Stoppen Sie Hamburgs Staatsvertrag, Herr Scholz

Hiermit wird der Senat gebeten, einen etwaigen „Staatsvertrag“-Abschluss mit den drei islamischen Verbänden, Schura (Rat der islamischen Gemeinschaften), Ditib (Türkisch-Islamische Gemeinde) und dem Verband Islamischer Kulturzentren (VIKZ) zwecks Gleichstellung mit den christlichen Kirchen mindestens bis zu dem Zeitpunkt auszusetzen, bis das am 13.06.2012 in der Hamburgischen Bürgerschaft einstimmig beschlossene „Transparenzgesetz“ den Hamburger Bürgern ermöglicht, einen Antrag auf Einsicht in Senatsbeschlüsse, Gutachten, öffentliche Pläne zu stellen. Künftig sollen dann Politik und Verwaltung Dokumente von öffentlichem Interesse unaufgefordert und kostenfrei im Internet zugänglich machen.

(Offener Brief von „Alster“ an den Bürgermeister und an Vertreter des Senats der Freien- und Hansestadt Hamburg)

Begründung:

Der angestrebte „Staatsvertrag“ mit den drei islamischen Verbänden ist für die gesamte Hamburger Bürgergesellschaft von höchstem öffentlichen Interesse, da es sich um einschneidende sozial- und gesellschaftspolitische Dimensionen handelt, die zudem bundesweit ein Novum darstellen, das nicht unumstritten sein wird. Am 25.05.2012 informierte das „Hamburg Journal“ des NDR-Fernsehens die Zuschauer, dass in Hamburg ein Staatsvertrag mit den Muslimen offenbar kurz vor dem Abschluss steht, und dass dem Sender eine 100 Seiten fassende Analyse der Professorin für Religionswissenschaften von der Universität Bremen, Grit Klinkhammer, vorliegt. Schon jetzt wäre eine Öffentlichmachung dieses mitentscheidenden Gutachtens für alle Hamburger Bürger dringend geboten, zumal es in Redaktionsstuben vorliegt. Irritierend ist auch, dass die Verfasserin des Gutachtens u.a. ein Projekt „Islamische Mode: Die Entstehung des Islam als soziale Kraft in Europa“ geleitet hat, da islamische Kleidungsvorschriften zwecks islamischer Lebensweise in Europa und Deutschland äußerst umstritten sind und z.T. verboten wurden. Der Senat ist aufgefordert, diese Beauftragung zu begründen und die dem NDR vorliegenden 100 Seiten zu veröffentlichen.
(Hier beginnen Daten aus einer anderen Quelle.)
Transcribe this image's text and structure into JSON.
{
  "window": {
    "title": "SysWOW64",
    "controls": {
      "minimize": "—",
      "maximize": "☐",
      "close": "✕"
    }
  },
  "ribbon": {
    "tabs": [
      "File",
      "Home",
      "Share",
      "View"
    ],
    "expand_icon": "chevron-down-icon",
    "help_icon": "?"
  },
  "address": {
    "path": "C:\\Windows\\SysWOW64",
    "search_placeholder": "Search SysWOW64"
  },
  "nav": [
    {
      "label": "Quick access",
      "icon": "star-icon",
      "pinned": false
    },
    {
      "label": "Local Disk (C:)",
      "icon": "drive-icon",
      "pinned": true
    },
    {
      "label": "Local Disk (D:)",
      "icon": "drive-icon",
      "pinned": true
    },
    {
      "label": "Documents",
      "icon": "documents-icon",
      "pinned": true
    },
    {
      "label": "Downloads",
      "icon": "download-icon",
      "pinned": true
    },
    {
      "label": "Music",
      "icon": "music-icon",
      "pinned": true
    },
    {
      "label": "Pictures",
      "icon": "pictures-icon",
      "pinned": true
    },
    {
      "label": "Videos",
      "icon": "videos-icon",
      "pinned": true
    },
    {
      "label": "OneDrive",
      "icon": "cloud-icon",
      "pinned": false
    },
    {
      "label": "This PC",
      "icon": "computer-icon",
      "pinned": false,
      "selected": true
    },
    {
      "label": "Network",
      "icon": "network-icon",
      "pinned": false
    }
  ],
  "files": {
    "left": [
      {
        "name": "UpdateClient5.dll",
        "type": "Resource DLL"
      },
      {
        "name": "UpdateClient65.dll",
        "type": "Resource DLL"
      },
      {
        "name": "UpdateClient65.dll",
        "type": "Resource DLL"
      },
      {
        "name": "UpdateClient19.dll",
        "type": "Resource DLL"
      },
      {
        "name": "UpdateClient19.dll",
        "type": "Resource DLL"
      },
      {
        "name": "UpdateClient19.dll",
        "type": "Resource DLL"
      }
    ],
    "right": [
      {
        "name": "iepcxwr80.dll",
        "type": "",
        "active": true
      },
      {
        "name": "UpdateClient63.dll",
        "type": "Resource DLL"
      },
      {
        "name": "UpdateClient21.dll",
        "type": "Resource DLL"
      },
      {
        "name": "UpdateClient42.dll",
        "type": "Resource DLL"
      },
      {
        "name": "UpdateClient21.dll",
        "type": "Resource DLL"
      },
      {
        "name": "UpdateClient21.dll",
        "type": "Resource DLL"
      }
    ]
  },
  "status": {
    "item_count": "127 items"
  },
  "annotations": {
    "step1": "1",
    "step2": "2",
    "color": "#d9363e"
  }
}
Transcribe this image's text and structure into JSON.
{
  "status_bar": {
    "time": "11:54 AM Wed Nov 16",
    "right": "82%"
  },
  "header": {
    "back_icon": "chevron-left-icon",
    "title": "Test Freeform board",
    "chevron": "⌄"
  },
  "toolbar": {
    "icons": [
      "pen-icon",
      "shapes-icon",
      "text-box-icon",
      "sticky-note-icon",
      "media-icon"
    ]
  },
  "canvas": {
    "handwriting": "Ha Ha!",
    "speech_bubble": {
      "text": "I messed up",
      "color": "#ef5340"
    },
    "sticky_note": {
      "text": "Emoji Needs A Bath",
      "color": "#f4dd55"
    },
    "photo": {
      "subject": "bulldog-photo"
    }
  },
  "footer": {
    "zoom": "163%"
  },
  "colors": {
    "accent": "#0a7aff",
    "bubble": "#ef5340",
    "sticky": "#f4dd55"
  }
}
Der Senat ist für den Konsens und die Sicherheit der Hamburger Gesellschaft verantwortlich. Darum stellt sich die Frage, ob der angestrebte Vertrag zur Integration der Muslime beiträgt, oder ob die Spaltung der Hamburger Gesellschaft durch Sonderrechte für den Islam festgeschrieben wird, nämlich in Gläubige und Ungläubige mit jeweils eigenen Gesetzen und Rechten.

Laut NDR kommt Frau Prof. Gritt Klinkhammer zu dem Ergebnis, dass der Islam in allen drei islamischen Gemeinden aktiv gelebt wird. Da es sich um viele Vereine handelt, die unabhängig voneinander sind, und es keine übergeordneten Strukturen mit klaren Ansprechpartnern gibt, wäre es mindestens sehr interessant zu erfahren, ob und wie man zu dem Ergebnis gekommen ist, dass es sich um Religionsgemeinschaften handelt.

Voraussetzung zur Anerkennung als Religionsgemeinschaft und ggf. sogar als Körperschaft des öffentlichen Rechts ist die Verfassungstreue.

Der Islam kennt die Trennung von Religion und Staat nicht. Der Islam ist ein komplettes Staats-, Wirtschafts- und Rechtssystem. Das liest sich im Grundsatzprogramm der Hamburger Schura so:

Religion, so wie wir Muslime sie verstehen, ist nicht nur die Beziehung eines Individuums zu Gott und eine Angelegenheit der Privatsphäre. Die Praktizierung des Glaubens beinhaltet eine islamische Lebensweise und hat somit immer eine gesellschaftliche Dimension.

„Die islamische Lebensweise“ ist der gebräuchliche Ausdruck für „die Scharia“ gegenüber den Ungläubigen in der Diaspora! U.a. sehr deutlich nachzulesen in einem Vortrag des anerkannten Konvertiten Ahmad von Denffer „Verbietet das deutsche Recht das Leben der Muslime nach der Scharia?“.

Wie verhalten sich die drei islamischen Verbände gegenüber unserer Gesellschaft und hier insbesondere dem Senat? Kann man ihnen im Hinblick auf die Verfassungstreue trauen, wenn sie sich im gleichen Grundsatzpapier zu unserem demokratischen Rechtsstaat bekennen und meinen, dass der Islam und das Grundgesetz miteinander vereinbar ist?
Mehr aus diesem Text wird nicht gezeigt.